In a Hezbollah Stronghold Children
Pay the Price
By Hassan M. Fattah
The New York Times
Monday 17 July 2006
Tyre, Lebanon - Just a week ago, Tyre was an idyllic seaside town on the Mediterranean sea, a fledgling tourist spot with everything from scuba diving to fishing cruises, populated by a mixture of Christians and Shiite Muslims.
Posters herald a concert by Nancy Ajram, one of the hottest pop singers in the Arab world. But this town is also the gateway to Hezbollah country, where Hezbollah controls everything from local administration and schools to security. Hezbollah has its footprint everywhere here, from its signature yellow banners to portraits celebrating fallen martyrs.
So for the past six days Israeli aircraft have sought to bomb Tyre and the area south of here to submission, while refugees fleeing the bombing have turned the town into a path to safety in the north.
"This is a war of nerves," said Khalid Mehdi, 50, a fisherman who sat near the city's harbor with several of his friends Monday in a rare moment of quiet. "Don't be fooled by quiet, be afraid of it."
Saturday and Sunday saw the heaviest bombing in southern Lebanon. On Sunday, at least 10 people, including children, were killed when a bomb targeting the civil defense headquarters here demolished the two top floors of the building. Their mangled bodies were pulled out of the rubble Monday.

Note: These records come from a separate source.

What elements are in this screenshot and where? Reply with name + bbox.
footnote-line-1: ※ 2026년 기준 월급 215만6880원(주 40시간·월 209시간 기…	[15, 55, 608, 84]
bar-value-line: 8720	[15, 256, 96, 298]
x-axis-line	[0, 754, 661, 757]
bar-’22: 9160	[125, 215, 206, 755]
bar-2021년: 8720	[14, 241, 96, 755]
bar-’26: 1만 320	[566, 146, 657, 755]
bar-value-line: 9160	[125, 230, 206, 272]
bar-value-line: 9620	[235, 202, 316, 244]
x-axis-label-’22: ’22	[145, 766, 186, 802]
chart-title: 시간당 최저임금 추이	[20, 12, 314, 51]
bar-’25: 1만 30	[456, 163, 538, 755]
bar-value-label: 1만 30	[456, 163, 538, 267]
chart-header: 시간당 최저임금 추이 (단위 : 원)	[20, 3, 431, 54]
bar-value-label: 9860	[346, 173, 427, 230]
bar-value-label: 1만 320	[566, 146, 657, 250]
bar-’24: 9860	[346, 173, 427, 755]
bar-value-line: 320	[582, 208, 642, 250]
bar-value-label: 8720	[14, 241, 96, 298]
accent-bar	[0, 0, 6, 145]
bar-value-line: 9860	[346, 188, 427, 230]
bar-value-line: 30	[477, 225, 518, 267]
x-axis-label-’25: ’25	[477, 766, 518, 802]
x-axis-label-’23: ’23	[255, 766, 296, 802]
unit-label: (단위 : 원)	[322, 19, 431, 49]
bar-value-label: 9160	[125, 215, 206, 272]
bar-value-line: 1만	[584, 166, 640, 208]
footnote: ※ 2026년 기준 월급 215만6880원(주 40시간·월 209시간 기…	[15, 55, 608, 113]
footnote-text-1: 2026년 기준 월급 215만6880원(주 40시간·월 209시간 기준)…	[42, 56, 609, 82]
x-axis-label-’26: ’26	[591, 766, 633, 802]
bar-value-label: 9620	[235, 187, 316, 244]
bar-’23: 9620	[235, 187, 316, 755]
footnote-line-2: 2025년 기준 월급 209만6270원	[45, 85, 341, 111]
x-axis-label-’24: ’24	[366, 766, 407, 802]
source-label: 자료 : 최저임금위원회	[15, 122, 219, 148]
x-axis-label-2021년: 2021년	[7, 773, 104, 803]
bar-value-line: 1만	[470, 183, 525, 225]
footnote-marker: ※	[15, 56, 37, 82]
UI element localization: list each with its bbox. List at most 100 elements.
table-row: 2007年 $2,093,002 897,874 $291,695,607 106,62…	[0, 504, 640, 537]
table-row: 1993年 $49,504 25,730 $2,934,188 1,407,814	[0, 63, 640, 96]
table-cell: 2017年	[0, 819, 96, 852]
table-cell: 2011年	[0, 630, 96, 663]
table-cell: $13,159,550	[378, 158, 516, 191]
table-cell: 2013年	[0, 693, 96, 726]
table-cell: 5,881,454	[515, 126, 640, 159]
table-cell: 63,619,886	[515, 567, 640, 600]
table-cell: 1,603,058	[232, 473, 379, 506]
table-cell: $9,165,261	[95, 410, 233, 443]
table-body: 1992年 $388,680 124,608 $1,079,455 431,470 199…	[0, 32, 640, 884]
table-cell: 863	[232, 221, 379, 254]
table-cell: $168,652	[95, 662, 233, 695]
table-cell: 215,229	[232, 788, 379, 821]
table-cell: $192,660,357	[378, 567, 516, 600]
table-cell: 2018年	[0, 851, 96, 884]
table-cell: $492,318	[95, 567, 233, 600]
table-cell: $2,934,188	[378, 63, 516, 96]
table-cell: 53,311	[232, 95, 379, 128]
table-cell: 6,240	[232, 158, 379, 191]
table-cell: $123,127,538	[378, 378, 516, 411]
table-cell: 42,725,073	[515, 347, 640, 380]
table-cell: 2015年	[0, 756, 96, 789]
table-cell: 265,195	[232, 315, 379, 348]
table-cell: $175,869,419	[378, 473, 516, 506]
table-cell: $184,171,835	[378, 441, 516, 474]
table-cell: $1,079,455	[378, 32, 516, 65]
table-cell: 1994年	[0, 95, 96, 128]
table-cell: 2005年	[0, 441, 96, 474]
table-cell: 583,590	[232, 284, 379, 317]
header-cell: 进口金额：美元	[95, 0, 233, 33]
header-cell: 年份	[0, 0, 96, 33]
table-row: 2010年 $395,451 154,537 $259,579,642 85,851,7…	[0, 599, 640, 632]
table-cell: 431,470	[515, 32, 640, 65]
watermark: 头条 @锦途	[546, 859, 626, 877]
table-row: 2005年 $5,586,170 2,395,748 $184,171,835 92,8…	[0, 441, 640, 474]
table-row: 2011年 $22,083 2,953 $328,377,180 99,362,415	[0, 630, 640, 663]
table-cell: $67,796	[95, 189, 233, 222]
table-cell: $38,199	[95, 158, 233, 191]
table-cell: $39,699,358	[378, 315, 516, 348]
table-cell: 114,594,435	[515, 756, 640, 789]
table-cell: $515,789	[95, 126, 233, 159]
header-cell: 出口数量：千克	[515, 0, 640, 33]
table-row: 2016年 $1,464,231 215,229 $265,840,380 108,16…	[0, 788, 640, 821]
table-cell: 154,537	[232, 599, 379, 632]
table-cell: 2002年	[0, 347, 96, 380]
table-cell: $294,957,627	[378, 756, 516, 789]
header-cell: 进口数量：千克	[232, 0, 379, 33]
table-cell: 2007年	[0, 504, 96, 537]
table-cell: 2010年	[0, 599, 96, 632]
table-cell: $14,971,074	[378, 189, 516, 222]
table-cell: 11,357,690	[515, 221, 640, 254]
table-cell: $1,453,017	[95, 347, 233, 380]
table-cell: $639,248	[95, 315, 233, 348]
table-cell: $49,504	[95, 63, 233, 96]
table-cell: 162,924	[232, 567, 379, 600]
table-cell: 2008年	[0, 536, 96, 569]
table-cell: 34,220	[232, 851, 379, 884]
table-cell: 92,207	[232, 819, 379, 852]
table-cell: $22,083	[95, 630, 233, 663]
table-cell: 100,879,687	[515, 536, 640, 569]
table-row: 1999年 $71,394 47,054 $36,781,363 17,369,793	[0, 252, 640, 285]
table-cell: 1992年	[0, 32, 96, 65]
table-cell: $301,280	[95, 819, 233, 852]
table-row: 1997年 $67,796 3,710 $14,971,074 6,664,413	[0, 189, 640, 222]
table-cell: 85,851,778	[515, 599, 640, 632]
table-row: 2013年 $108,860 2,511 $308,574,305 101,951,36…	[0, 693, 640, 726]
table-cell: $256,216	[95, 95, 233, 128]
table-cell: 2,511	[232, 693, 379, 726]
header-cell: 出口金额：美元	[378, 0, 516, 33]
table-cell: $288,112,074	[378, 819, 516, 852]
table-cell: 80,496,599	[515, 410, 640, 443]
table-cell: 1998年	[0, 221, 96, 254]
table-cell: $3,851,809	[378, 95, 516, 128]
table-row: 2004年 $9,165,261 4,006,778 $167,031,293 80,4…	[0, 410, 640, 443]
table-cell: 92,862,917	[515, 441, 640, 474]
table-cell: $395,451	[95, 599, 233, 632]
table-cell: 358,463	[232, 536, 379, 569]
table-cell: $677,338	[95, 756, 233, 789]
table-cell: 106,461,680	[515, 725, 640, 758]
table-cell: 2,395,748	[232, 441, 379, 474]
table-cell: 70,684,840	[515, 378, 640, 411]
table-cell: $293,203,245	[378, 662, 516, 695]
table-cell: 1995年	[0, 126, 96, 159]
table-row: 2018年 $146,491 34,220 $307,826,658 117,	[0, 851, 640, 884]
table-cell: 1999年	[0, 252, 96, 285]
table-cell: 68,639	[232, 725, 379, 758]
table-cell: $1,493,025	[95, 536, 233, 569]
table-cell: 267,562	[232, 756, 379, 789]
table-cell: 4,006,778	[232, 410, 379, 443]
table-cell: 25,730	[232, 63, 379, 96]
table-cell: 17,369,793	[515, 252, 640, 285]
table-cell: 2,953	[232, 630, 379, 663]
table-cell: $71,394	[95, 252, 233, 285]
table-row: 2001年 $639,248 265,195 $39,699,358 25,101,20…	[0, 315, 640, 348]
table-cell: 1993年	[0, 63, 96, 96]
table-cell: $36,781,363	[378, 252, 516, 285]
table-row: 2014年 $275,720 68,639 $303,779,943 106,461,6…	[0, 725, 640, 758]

Not far from here, near the village of Marwaheen, a van filled with families fleeing the bombing was hit in an air attack Saturday, killing 15 of 20 aboard. And Monday afternoon three children who were swimming in an irrigation canal were bombed on the edge of the city, severely injuring them. Hours later, another group of children were injured in an identical incident. Late Sunday, a residential building adjacent to the Amel Hospital on the outskirts of town was bombed repeatedly, locals said.